Creation of a lifetime

Scientists synthesise a working biological entity for the first time

 
Published: Thursday 15 August 2002

Eckard Wimmer using genetic code as the recipe and carbon-containing chemicals as the ingredients, researchers have recently recreated the polio virus. The feat is significant, as it is for the first time that a working biological entity has been synthesised. Moreover, the achievement is a step towards creating life in laboratories -- though viruses are not considered as living organisms, they are said to be alive because of their capability to replicate themselves.

The experiment, funded by the Pentagon as part of a programme to develop biowarfare counter-measures, was carried out by Eckard Wimmer of the State University of New York, usa, and his colleagues. Their task was very comprehensive, as the polio virus is little more than a microscopic protein shell that just carries rna, a chemical cousin of dna. The researchers made the code of this rna as the basis of their endeavour. Since rna is not very feasible for experiments due to its unstable nature, the researchers first made a dna version of the rna code by using laboratory-made custom snippets of dna material. They first assembled the shorter dna segments into a full-length genome and, thereafter, used an enzyme that turns dna into rna to make a working copy of the polio virus's natural rna code.

When placed in a dish with appropriate chemicals and enzymes, the rna pieces acted naturally -- they made their duplicates, and also started producing proteins, including those into which the new rna became spontaneously packaged. The result was countless functional polio viruses that caused the disease when injected into mice. This shows that living beings are a result of chemical and physical reactions.

The feat proves that even if all the polio viruses in the world were destroyed, it would be easily possible to resurrect the disease. According to the researchers, the synthesis method could be applied to other viral diseases. "We feel this could be used for just about anything, including smallpox," Wimmer says. This raises the worrying possibility of bioterrorists using the method to recreate devastating diseases. In the wake of such a scenario, Wimmer asserts that governments should monitor what chunks of dna are being ordered from commercial sources. "Our work makes a safer world because it puts out notice that we have to cope up with the new danger from bioterrorism," he says.
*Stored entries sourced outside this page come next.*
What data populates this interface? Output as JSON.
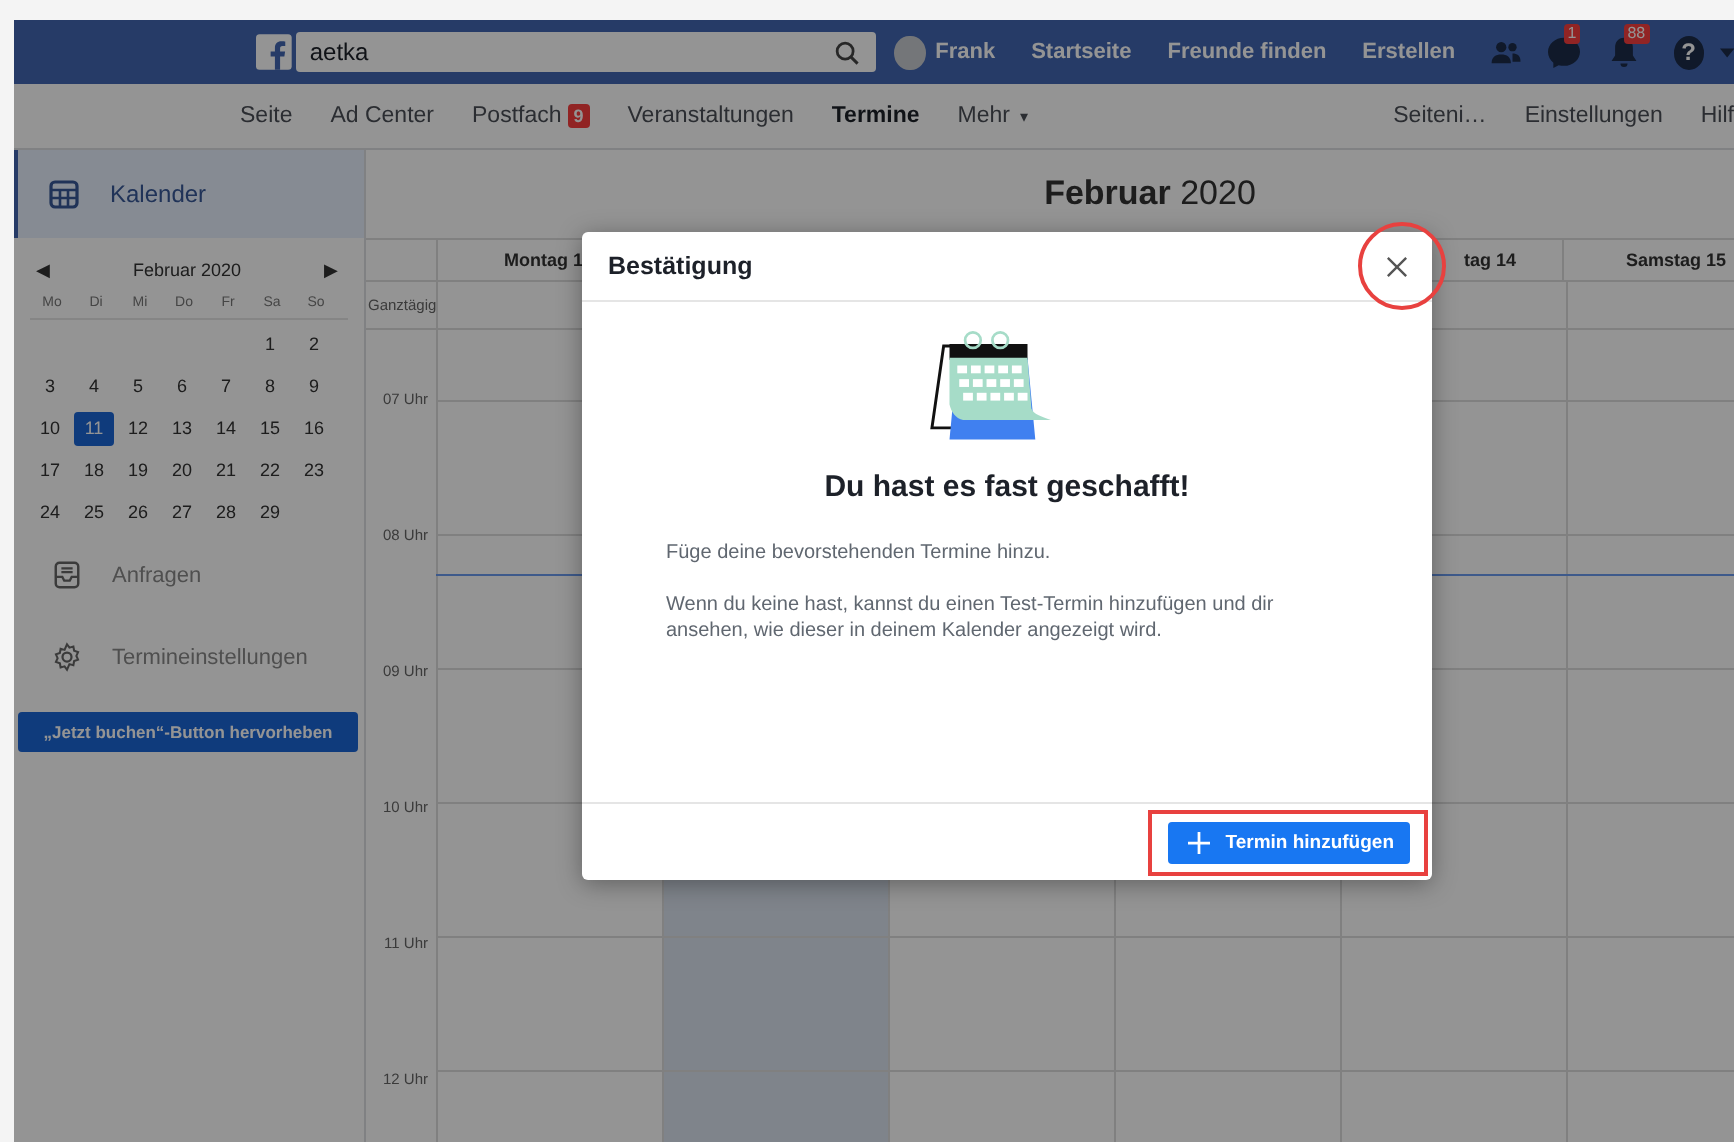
{
  "topbar": {
    "search": {
      "value": "aetka"
    },
    "user": "Frank",
    "links": [
      "Startseite",
      "Freunde finden",
      "Erstellen"
    ],
    "messages_badge": "1",
    "notifications_badge": "88",
    "help": "?"
  },
  "page_nav": {
    "items": [
      {
        "label": "Seite",
        "selected": false
      },
      {
        "label": "Ad Center",
        "selected": false
      },
      {
        "label": "Postfach",
        "selected": false,
        "badge": "9"
      },
      {
        "label": "Veranstaltungen",
        "selected": false
      },
      {
        "label": "Termine",
        "selected": true
      },
      {
        "label": "Mehr",
        "selected": false,
        "caret": "▾"
      }
    ],
    "right_items": [
      "Seiteni…",
      "Einstellungen",
      "Hilf"
    ]
  },
  "sidebar": {
    "calendar_item": {
      "label": "Kalender",
      "selected": true
    },
    "mini_calendar": {
      "prev": "◀",
      "month": "Februar 2020",
      "next": "▶",
      "weekdays": [
        "Mo",
        "Di",
        "Mi",
        "Do",
        "Fr",
        "Sa",
        "So"
      ],
      "weeks": [
        [
          {
            "d": "1",
            "selected": false
          },
          {
            "d": "2",
            "selected": false
          }
        ],
        [
          {
            "d": "3",
            "selected": false
          },
          {
            "d": "4",
            "selected": false
          },
          {
            "d": "5",
            "selected": false
          },
          {
            "d": "6",
            "selected": false
          },
          {
            "d": "7",
            "selected": false
          },
          {
            "d": "8",
            "selected": false
          },
          {
            "d": "9",
            "selected": false
          }
        ],
        [
          {
            "d": "10",
            "selected": false
          },
          {
            "d": "11",
            "selected": true
          },
          {
            "d": "12",
            "selected": false
          },
          {
            "d": "13",
            "selected": false
          },
          {
            "d": "14",
            "selected": false
          },
          {
            "d": "15",
            "selected": false
          },
          {
            "d": "16",
            "selected": false
          }
        ],
        [
          {
            "d": "17",
            "selected": false
          },
          {
            "d": "18",
            "selected": false
          },
          {
            "d": "19",
            "selected": false
          },
          {
            "d": "20",
            "selected": false
          },
          {
            "d": "21",
            "selected": false
          },
          {
            "d": "22",
            "selected": false
          },
          {
            "d": "23",
            "selected": false
          }
        ],
        [
          {
            "d": "24",
            "selected": false
          },
          {
            "d": "25",
            "selected": false
          },
          {
            "d": "26",
            "selected": false
          },
          {
            "d": "27",
            "selected": false
          },
          {
            "d": "28",
            "selected": false
          },
          {
            "d": "29",
            "selected": false
          }
        ]
      ]
    },
    "items": [
      {
        "kind": "inbox",
        "label": "Anfragen",
        "selected": false
      },
      {
        "kind": "gear",
        "label": "Termineinstellungen",
        "selected": false
      }
    ],
    "promo_button": "„Jetzt buchen“-Button hervorheben"
  },
  "calendar": {
    "title": "**Februar** 2020",
    "all_day": "Ganztägig",
    "columns": [
      {
        "header": "Montag 1",
        "today": false
      },
      {
        "today": true
      },
      {
        "today": false
      },
      {
        "today": false
      },
      {
        "header": "tag 14",
        "today": false
      },
      {
        "header": "Samstag 15",
        "today": false
      }
    ],
    "hours": [
      "07 Uhr",
      "08 Uhr",
      "09 Uhr",
      "10 Uhr",
      "11 Uhr",
      "12 Uhr"
    ],
    "now_line": true
  },
  "dialog": {
    "title": "Bestätigung",
    "close_highlighted": true,
    "heading": "Du hast es fast geschafft!",
    "paragraphs": [
      "Füge deine bevorstehenden Termine hinzu.",
      "Wenn du keine hast, kannst du einen Test-Termin hinzufügen und dir ansehen, wie dieser in deinem Kalender angezeigt wird."
    ],
    "button": "Termin hinzufügen",
    "button_highlighted": true
  }
}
According to him, an increasing ability to build viruses would allow scientists to intensify research about many difficult diseases. For example, the influenza virus that caused the global pandemic of 1918 has still not been isolated and dissected. But once its genetic sequence is known, it can perhaps be recreated for study.
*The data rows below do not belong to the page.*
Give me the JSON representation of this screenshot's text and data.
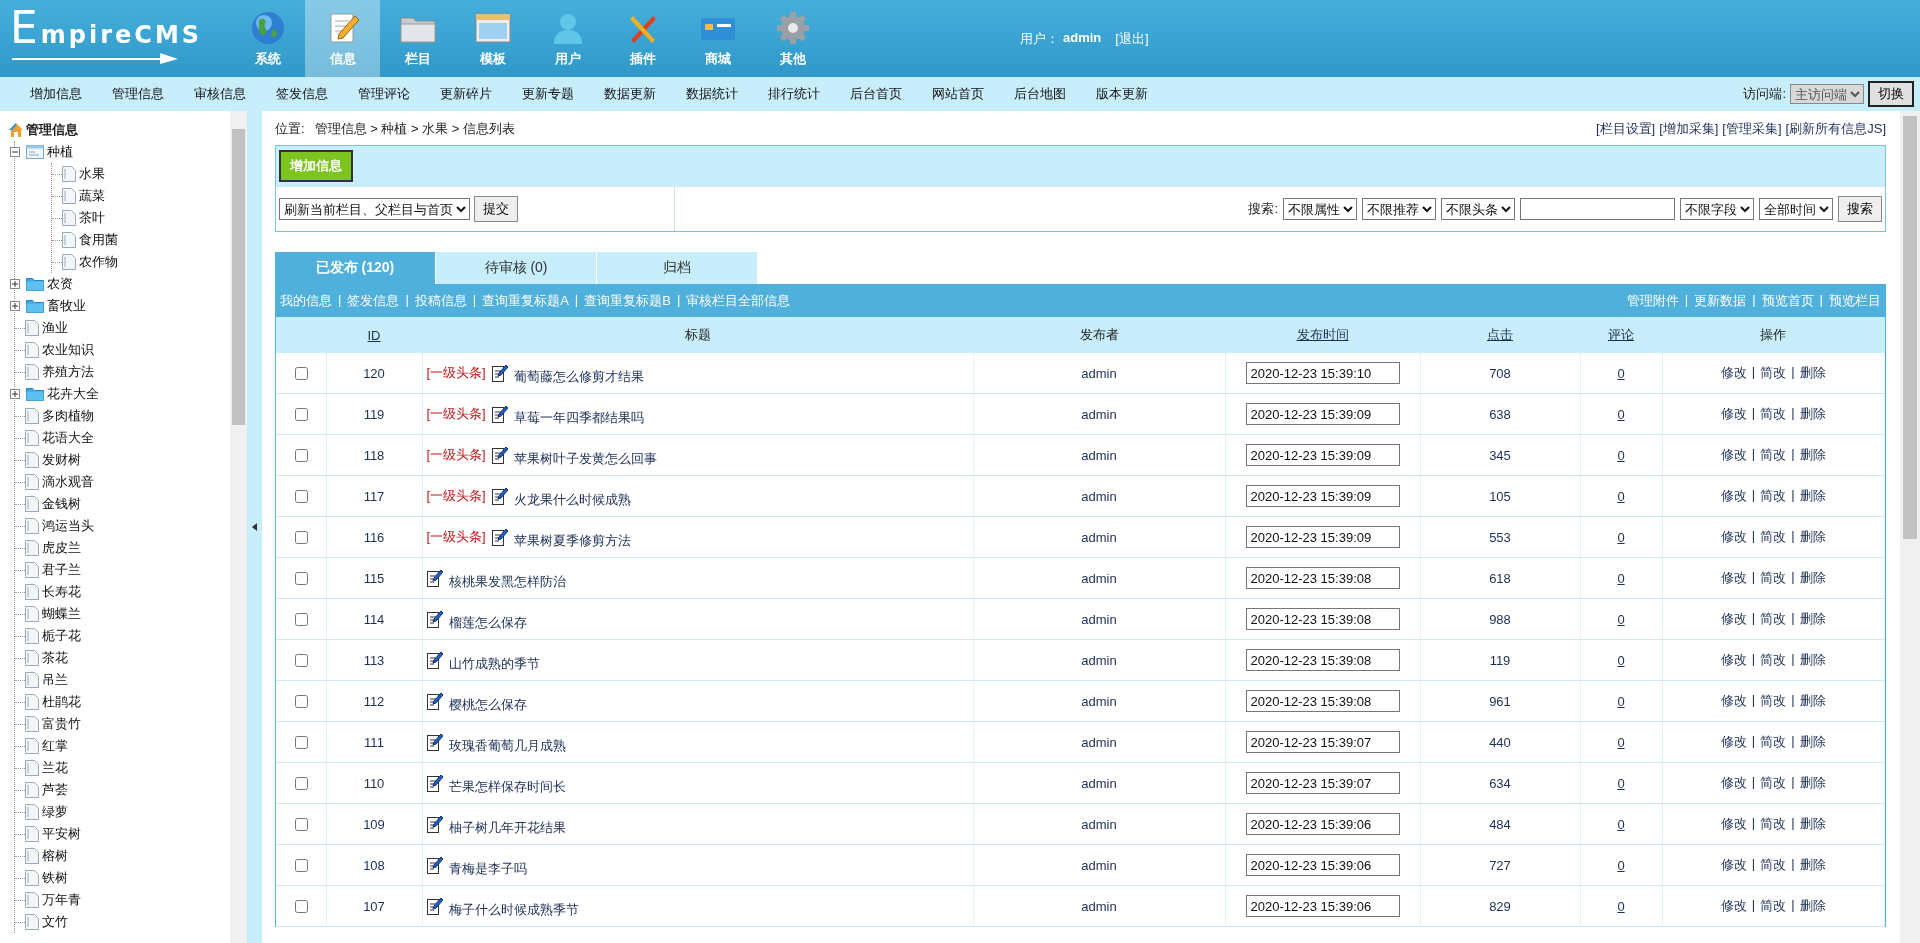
{
  "header": {
    "logo": "EmpireCMS",
    "modules": [
      {
        "label": "系统",
        "selected": false
      },
      {
        "label": "信息",
        "selected": true
      },
      {
        "label": "栏目",
        "selected": false
      },
      {
        "label": "模板",
        "selected": false
      },
      {
        "label": "用户",
        "selected": false
      },
      {
        "label": "插件",
        "selected": false
      },
      {
        "label": "商城",
        "selected": false
      },
      {
        "label": "其他",
        "selected": false
      }
    ],
    "user_label": "用户：",
    "user_name": "admin",
    "logout": "[退出]"
  },
  "nav": {
    "items": [
      "增加信息",
      "管理信息",
      "审核信息",
      "签发信息",
      "管理评论",
      "更新碎片",
      "更新专题",
      "数据更新",
      "数据统计",
      "排行统计",
      "后台首页",
      "网站首页",
      "后台地图",
      "版本更新"
    ],
    "client_label": "访问端:",
    "client_select": "主访问端",
    "switch_button": "切换"
  },
  "sidebar": {
    "root": "管理信息",
    "items": [
      {
        "label": "种植",
        "kind": "column",
        "expanded": true,
        "children": [
          {
            "label": "水果",
            "kind": "page"
          },
          {
            "label": "蔬菜",
            "kind": "page"
          },
          {
            "label": "茶叶",
            "kind": "page"
          },
          {
            "label": "食用菌",
            "kind": "page"
          },
          {
            "label": "农作物",
            "kind": "page"
          }
        ]
      },
      {
        "label": "农资",
        "kind": "folder",
        "expanded": false
      },
      {
        "label": "畜牧业",
        "kind": "folder",
        "expanded": false
      },
      {
        "label": "渔业",
        "kind": "page"
      },
      {
        "label": "农业知识",
        "kind": "page"
      },
      {
        "label": "养殖方法",
        "kind": "page"
      },
      {
        "label": "花卉大全",
        "kind": "folder",
        "expanded": false
      },
      {
        "label": "多肉植物",
        "kind": "page"
      },
      {
        "label": "花语大全",
        "kind": "page"
      },
      {
        "label": "发财树",
        "kind": "page"
      },
      {
        "label": "滴水观音",
        "kind": "page"
      },
      {
        "label": "金钱树",
        "kind": "page"
      },
      {
        "label": "鸿运当头",
        "kind": "page"
      },
      {
        "label": "虎皮兰",
        "kind": "page"
      },
      {
        "label": "君子兰",
        "kind": "page"
      },
      {
        "label": "长寿花",
        "kind": "page"
      },
      {
        "label": "蝴蝶兰",
        "kind": "page"
      },
      {
        "label": "栀子花",
        "kind": "page"
      },
      {
        "label": "茶花",
        "kind": "page"
      },
      {
        "label": "吊兰",
        "kind": "page"
      },
      {
        "label": "杜鹃花",
        "kind": "page"
      },
      {
        "label": "富贵竹",
        "kind": "page"
      },
      {
        "label": "红掌",
        "kind": "page"
      },
      {
        "label": "兰花",
        "kind": "page"
      },
      {
        "label": "芦荟",
        "kind": "page"
      },
      {
        "label": "绿萝",
        "kind": "page"
      },
      {
        "label": "平安树",
        "kind": "page"
      },
      {
        "label": "榕树",
        "kind": "page"
      },
      {
        "label": "铁树",
        "kind": "page"
      },
      {
        "label": "万年青",
        "kind": "page"
      },
      {
        "label": "文竹",
        "kind": "page"
      }
    ]
  },
  "breadcrumb": {
    "label": "位置:",
    "path": "管理信息 > 种植 > 水果 > 信息列表"
  },
  "top_links": [
    "[栏目设置]",
    "[增加采集]",
    "[管理采集]",
    "[刷新所有信息JS]"
  ],
  "add_button": "增加信息",
  "refresh": {
    "select": "刷新当前栏目、父栏目与首页",
    "button": "提交"
  },
  "search": {
    "label": "搜索:",
    "filters": [
      "不限属性",
      "不限推荐",
      "不限头条"
    ],
    "scopes": [
      "不限字段",
      "全部时间"
    ],
    "button": "搜索"
  },
  "tabs": [
    {
      "label": "已发布 (120)",
      "selected": true
    },
    {
      "label": "待审核 (0)",
      "selected": false
    },
    {
      "label": "归档",
      "selected": false
    }
  ],
  "table": {
    "separator": "|",
    "left_links": [
      "我的信息",
      "签发信息",
      "投稿信息",
      "查询重复标题A",
      "查询重复标题B",
      "审核栏目全部信息"
    ],
    "right_links": [
      "管理附件",
      "更新数据",
      "预览首页",
      "预览栏目"
    ],
    "columns": [
      {
        "label": "ID",
        "sortable": true
      },
      {
        "label": "标题",
        "sortable": false
      },
      {
        "label": "发布者",
        "sortable": false
      },
      {
        "label": "发布时间",
        "sortable": true
      },
      {
        "label": "点击",
        "sortable": true
      },
      {
        "label": "评论",
        "sortable": true
      },
      {
        "label": "操作",
        "sortable": false
      }
    ],
    "rows": [
      {
        "checked": false,
        "id": "120",
        "tag": "[一级头条]",
        "title": "葡萄藤怎么修剪才结果",
        "author": "admin",
        "time": "2020-12-23 15:39:10",
        "clicks": "708",
        "comments": "0",
        "actions": [
          "修改",
          "简改",
          "删除"
        ]
      },
      {
        "checked": false,
        "id": "119",
        "tag": "[一级头条]",
        "title": "草莓一年四季都结果吗",
        "author": "admin",
        "time": "2020-12-23 15:39:09",
        "clicks": "638",
        "comments": "0",
        "actions": [
          "修改",
          "简改",
          "删除"
        ]
      },
      {
        "checked": false,
        "id": "118",
        "tag": "[一级头条]",
        "title": "苹果树叶子发黄怎么回事",
        "author": "admin",
        "time": "2020-12-23 15:39:09",
        "clicks": "345",
        "comments": "0",
        "actions": [
          "修改",
          "简改",
          "删除"
        ]
      },
      {
        "checked": false,
        "id": "117",
        "tag": "[一级头条]",
        "title": "火龙果什么时候成熟",
        "author": "admin",
        "time": "2020-12-23 15:39:09",
        "clicks": "105",
        "comments": "0",
        "actions": [
          "修改",
          "简改",
          "删除"
        ]
      },
      {
        "checked": false,
        "id": "116",
        "tag": "[一级头条]",
        "title": "苹果树夏季修剪方法",
        "author": "admin",
        "time": "2020-12-23 15:39:09",
        "clicks": "553",
        "comments": "0",
        "actions": [
          "修改",
          "简改",
          "删除"
        ]
      },
      {
        "checked": false,
        "id": "115",
        "title": "核桃果发黑怎样防治",
        "author": "admin",
        "time": "2020-12-23 15:39:08",
        "clicks": "618",
        "comments": "0",
        "actions": [
          "修改",
          "简改",
          "删除"
        ]
      },
      {
        "checked": false,
        "id": "114",
        "title": "榴莲怎么保存",
        "author": "admin",
        "time": "2020-12-23 15:39:08",
        "clicks": "988",
        "comments": "0",
        "actions": [
          "修改",
          "简改",
          "删除"
        ]
      },
      {
        "checked": false,
        "id": "113",
        "title": "山竹成熟的季节",
        "author": "admin",
        "time": "2020-12-23 15:39:08",
        "clicks": "119",
        "comments": "0",
        "actions": [
          "修改",
          "简改",
          "删除"
        ]
      },
      {
        "checked": false,
        "id": "112",
        "title": "樱桃怎么保存",
        "author": "admin",
        "time": "2020-12-23 15:39:08",
        "clicks": "961",
        "comments": "0",
        "actions": [
          "修改",
          "简改",
          "删除"
        ]
      },
      {
        "checked": false,
        "id": "111",
        "title": "玫瑰香葡萄几月成熟",
        "author": "admin",
        "time": "2020-12-23 15:39:07",
        "clicks": "440",
        "comments": "0",
        "actions": [
          "修改",
          "简改",
          "删除"
        ]
      },
      {
        "checked": false,
        "id": "110",
        "title": "芒果怎样保存时间长",
        "author": "admin",
        "time": "2020-12-23 15:39:07",
        "clicks": "634",
        "comments": "0",
        "actions": [
          "修改",
          "简改",
          "删除"
        ]
      },
      {
        "checked": false,
        "id": "109",
        "title": "柚子树几年开花结果",
        "author": "admin",
        "time": "2020-12-23 15:39:06",
        "clicks": "484",
        "comments": "0",
        "actions": [
          "修改",
          "简改",
          "删除"
        ]
      },
      {
        "checked": false,
        "id": "108",
        "title": "青梅是李子吗",
        "author": "admin",
        "time": "2020-12-23 15:39:06",
        "clicks": "727",
        "comments": "0",
        "actions": [
          "修改",
          "简改",
          "删除"
        ]
      },
      {
        "checked": false,
        "id": "107",
        "title": "梅子什么时候成熟季节",
        "author": "admin",
        "time": "2020-12-23 15:39:06",
        "clicks": "829",
        "comments": "0",
        "actions": [
          "修改",
          "简改",
          "删除"
        ]
      }
    ]
  }
}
Also, scientists may someday want to resurrect disease organisms that have been exterminated, seeking new weapons against diseases. "There is a possibility that you could change the genome structure to get a milder virus for use as a vaccine," says Wimmer. In fact during their experiments, when the researchers introduced a few changes into polio's genome, they found that the changes weakened the virus. "We discovered that the virus became less virulent," says Wimmer. However, the feat does not pave way to create new viruses. "No one has been able to invent a virus as it's too complicated ," reveals Wimmer.